EU, el verdadero perdedor en la guerra contra el terrorismo

Barack Obama, presidente de E.U. Foto: AP
Barack Obama, presidente de E.U.
Foto: AP

WASHINGTON (apro).- El presidente de Estados Unidos, Barack Obama, “celebró” el primer aniversario de la captura y muerte de Osama bin Laden con un muy publicitado viaje sorpresa a Afganistán, donde, de paso, anunció un acuerdo para mantener la cooperación militar con Kabul hasta el 2024.

Pero la sombra del difunto líder de Al Qaeda sigue siendo el símbolo, y una razón principal, del enorme y creciente gasto estadunidense para sostener la lucha contra las organizaciones terroristas islámicas.

Los atentados del 11 de septiembre del 2001 fueron, en efecto, los motivos que llevaron al entonces presidente de Estados Unidos, George W. Bush, a invadir pocos meses después Afganistán, adonde –se señalaba– se encontraba el refugio de Bin Laden y de sus principales colaboradores. Aquella campaña contó, en un primer momento, con el mayoritario apoyo de la comunidad internacional, impresionada por la carnicería que se produjo en las torres gemelas de Nueva York.

Luego, en el 2003, con la excusa del terrorismo y de las armas de destrucción masiva que nunca se encontraron, Bush decidió invadir Irak, un conflicto que dejó miles de muertos e incontables escándalos. Desde entonces y hasta ahora, ya con Obama instalado en la Casa Blanca, Estados Unidos ha gastado miles de millones de dólares en la “lucha contra el terrorismo”, una escalada de derroche que alcanzó no solamente a las fuerzas militares, a los federales y los comandos especiales, sino hasta a las policías locales, según reveló un reciente informe.

Por lo pronto, solamente mantener a los 90 mil soldados estadunidenses actualmente estacionados en Afganistán (23 mil dejarán el país a fines del verano boreal, como parte de la retirada que deberá concluir en el 2014) le cuesta a las arcas de Washington unos dos mil millones de dólares a la semana.

“Habrá días difíciles por venir, los sacrificios tan inmensos de nuestros hombres y mujeres no han terminado”, dijo Obama en su discurso del 2 de mayo desde la base de Bagram, en Afganistán, como advirtiendo a sus compatriotas que los costos seguirán adelante, aun cuando su propio país sigue sufriendo las pesadas consecuencias de la reciente recesión y el índice del desempleo permanece por arriba del 8%.

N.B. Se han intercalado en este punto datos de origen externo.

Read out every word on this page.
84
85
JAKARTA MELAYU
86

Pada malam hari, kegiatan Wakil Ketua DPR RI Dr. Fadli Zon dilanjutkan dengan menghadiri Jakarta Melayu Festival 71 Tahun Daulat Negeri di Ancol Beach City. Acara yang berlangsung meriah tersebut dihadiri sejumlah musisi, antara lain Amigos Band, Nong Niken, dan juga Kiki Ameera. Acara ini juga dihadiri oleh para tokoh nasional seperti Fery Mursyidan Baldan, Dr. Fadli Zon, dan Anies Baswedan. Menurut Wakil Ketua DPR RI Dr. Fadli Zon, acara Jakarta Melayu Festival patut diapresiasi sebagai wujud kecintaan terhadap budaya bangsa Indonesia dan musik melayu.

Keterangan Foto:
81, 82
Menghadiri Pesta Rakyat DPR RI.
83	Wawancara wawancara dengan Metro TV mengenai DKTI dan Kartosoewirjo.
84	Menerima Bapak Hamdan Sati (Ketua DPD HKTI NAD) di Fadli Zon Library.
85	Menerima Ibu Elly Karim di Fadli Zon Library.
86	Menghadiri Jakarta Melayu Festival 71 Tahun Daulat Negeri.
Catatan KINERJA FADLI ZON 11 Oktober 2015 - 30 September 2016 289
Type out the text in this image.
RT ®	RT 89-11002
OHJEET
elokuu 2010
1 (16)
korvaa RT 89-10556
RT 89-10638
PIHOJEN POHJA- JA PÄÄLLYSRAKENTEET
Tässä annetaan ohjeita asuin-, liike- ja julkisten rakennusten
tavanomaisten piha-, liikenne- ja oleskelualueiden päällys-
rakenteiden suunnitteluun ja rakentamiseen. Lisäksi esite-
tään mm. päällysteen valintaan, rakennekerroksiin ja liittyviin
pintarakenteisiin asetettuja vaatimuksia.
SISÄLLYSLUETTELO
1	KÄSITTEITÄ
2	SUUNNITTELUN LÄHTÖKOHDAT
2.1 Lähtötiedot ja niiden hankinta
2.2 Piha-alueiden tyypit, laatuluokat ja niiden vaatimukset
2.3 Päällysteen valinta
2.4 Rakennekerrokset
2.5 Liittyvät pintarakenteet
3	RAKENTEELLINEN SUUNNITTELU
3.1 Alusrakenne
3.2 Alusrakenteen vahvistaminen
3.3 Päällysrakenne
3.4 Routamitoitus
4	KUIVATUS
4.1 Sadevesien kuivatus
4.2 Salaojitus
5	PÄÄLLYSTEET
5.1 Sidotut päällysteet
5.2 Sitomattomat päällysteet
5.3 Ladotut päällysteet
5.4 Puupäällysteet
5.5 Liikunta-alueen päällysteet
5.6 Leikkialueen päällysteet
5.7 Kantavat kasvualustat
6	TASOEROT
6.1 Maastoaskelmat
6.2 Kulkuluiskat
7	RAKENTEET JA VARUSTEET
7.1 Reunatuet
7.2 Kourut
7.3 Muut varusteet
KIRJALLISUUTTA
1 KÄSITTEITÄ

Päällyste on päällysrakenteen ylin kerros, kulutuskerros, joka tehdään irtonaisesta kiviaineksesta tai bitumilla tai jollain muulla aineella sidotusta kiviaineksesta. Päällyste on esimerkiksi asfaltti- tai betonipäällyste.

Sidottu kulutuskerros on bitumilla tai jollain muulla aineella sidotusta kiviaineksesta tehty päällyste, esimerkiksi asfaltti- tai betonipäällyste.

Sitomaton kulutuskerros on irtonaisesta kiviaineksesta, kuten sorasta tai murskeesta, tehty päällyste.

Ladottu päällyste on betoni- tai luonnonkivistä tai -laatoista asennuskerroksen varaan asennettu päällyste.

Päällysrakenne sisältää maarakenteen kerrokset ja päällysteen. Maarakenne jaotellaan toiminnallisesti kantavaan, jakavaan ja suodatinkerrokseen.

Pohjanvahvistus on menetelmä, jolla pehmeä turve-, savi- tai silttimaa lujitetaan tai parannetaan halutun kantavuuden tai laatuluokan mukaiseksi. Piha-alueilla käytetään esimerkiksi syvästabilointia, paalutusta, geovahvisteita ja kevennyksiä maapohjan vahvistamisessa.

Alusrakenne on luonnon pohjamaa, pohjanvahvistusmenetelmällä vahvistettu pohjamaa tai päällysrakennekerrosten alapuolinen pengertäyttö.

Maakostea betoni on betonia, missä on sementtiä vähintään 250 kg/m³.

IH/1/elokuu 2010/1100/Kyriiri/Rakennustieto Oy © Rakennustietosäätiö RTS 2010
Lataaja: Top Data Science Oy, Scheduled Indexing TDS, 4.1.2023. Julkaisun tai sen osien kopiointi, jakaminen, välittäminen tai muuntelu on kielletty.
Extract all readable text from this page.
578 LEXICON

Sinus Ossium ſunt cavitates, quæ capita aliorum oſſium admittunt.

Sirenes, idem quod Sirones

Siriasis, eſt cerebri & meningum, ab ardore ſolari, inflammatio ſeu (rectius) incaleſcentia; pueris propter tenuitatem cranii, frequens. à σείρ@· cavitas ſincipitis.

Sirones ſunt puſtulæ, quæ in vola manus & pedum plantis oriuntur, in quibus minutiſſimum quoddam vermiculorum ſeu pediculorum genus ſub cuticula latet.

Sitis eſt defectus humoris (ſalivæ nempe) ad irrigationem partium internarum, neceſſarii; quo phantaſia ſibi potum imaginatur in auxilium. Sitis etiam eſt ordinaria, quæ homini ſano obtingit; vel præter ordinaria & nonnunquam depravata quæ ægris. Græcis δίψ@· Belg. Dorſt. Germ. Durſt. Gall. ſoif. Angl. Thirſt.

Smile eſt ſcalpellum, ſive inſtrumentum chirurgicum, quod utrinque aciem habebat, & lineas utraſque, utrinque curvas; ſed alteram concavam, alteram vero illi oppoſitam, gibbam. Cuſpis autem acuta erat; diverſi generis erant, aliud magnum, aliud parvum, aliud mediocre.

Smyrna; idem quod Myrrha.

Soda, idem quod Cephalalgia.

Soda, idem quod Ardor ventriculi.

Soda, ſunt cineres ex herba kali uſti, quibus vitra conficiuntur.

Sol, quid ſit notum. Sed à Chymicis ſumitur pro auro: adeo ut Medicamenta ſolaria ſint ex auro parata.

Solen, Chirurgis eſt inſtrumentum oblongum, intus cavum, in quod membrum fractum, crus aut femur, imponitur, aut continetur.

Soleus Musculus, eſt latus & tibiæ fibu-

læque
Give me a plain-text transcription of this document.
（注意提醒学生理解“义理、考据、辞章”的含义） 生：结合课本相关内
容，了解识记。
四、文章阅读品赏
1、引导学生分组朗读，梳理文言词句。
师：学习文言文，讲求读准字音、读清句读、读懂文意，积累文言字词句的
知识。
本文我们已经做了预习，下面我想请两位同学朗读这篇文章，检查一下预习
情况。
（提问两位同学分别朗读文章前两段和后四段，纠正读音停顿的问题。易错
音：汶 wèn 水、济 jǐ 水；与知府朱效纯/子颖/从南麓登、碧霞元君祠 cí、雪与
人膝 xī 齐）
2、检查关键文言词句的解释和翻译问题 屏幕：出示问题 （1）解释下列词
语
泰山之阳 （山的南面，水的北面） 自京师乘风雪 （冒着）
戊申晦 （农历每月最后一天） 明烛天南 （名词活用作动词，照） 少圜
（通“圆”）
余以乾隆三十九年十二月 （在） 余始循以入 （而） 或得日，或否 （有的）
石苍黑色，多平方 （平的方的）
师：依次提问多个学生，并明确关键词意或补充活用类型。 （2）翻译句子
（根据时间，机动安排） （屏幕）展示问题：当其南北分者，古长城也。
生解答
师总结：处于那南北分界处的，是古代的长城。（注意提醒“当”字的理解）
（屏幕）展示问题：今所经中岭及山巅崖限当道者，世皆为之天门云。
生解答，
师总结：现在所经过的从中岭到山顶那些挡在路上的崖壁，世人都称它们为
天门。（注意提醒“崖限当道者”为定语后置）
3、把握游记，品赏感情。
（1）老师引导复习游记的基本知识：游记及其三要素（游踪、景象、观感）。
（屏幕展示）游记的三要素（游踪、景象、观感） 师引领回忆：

En un artículo recordando precisamente el primer aniversario de la muerte de Bin Laden, la revista estadunidense Mother Jones preparó una tabla comparativa de gastos originados por la guerra contra los grupos terroristas, que estimó, por ejemplo, que a Al Qaeda le costó entre 400 mil y 500 mil dólares preparar y llevar a cabo los atentados contra el Pentágono y las torres gemelas.

En contraste, continuó la investigación, Estados Unidos desembolsó en gastos de su “homeland security” alrededor de 690 mil millones de dólares entre el año de los atentados y el 2011. A eso le agregó los “costos” de los retrasos que se viven desde entonces en los aeropuertos estadunidenses por causa de las nuevas medidas de seguridad, que estableció en unos 100 mil millones de dólares.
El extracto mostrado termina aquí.